RedBeat group president Aireen Omar stated the move aimed to “more effectively expand and monetise” the digital businesses, as well as broaden its digital footprint. Ms Omar later added there is potential for AirAsia’s digital business to overtake its airline business.

The group has also placed focus on transforming Teleport, AirAsia’s cargo and logistics platform, into “a social commerce player”. It launched Teleport Social, a payments and delivery solution, to build the platform “beyond a traditional business-to-business air cargo business” and facilitate “consumer-to-consumer trades via social media”. Teleport’s tonnage increased +7% year-on-year in 3Q2019, against a global cargo industry recession of -5%.

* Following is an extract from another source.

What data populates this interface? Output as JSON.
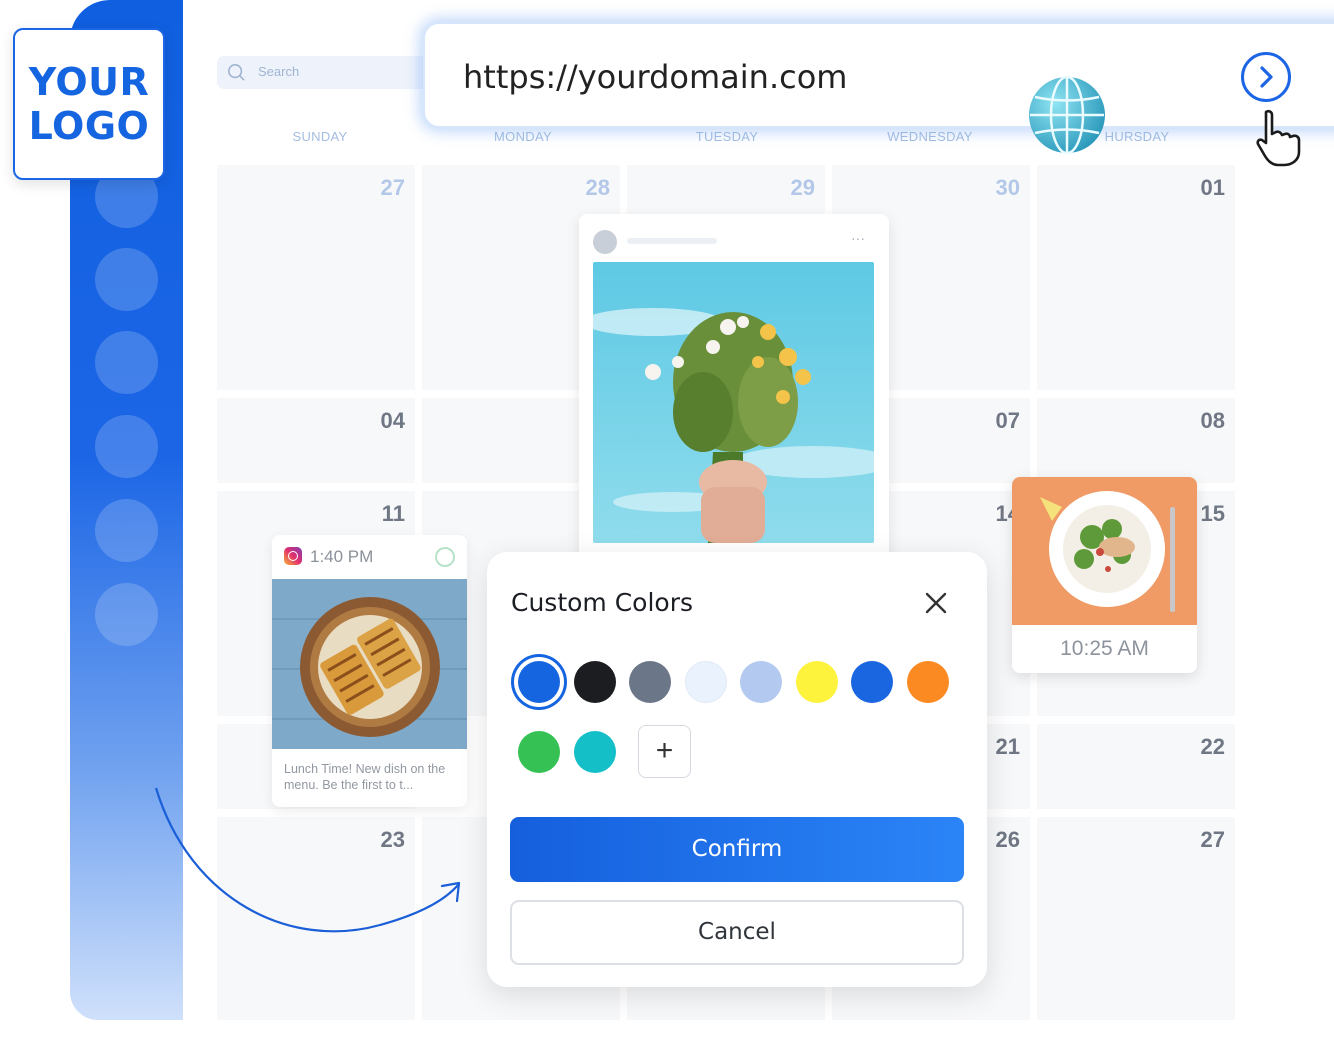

AirAsia also announced a collaboration with Google Cloud in Oct-2018 to integrate machine learning and artificial intelligence into its business and culture, as part of the transformation into a “travel technology company”. RedBeat Ventures and Google Cloud plan to establish a tech academy in 2020, to provide training and enable the development of new businesses within AirAsia Group.

AirAsia’s non airline expansion has also included the launch of RedRecords with Universal Music Group in Dec-2019, focusing on signing and developing artists in Asia, as well as the launch of a fast food restaurant in the same month, featuring dishes from its in flight menu, as reported previously by The Blue Swan Daily. Santan & T&CO GM Catherine Goh reported the restaurant opening was to accommodate “a significant appetite for our inflight menu offerings beyond our flights across the region”.

The group is also enabling passengers to book travel with other airlines via its own website, a notable step in its expansion to become a travel and lifestyle brand: its head of airline distribution described the move as an opportunity to “partner directly with airlines and companies who complement our existing network and travel services beyond Asia Pacific”.

In addition to providing alternate sources of revenue, AirAsia’s digital ventures act as a support function for the group’s airline businesses, enabling expansion of inflight connectivity, duty free sales, e-payments and loyalty. CEO Tony Fernandes stated the company’s separation into airline and digital divisions will enable a streamlined business with “better clarity and business focus”.

AirAsia’s digital strategies show no signs of slowing down, and are proving to be extremely beneficial in generating revenue and increasing efficiency. They are also rapidly transitioning AirAsia from an airline to a travel and lifestyle platform, which is utilising the digital realm to its every advantage.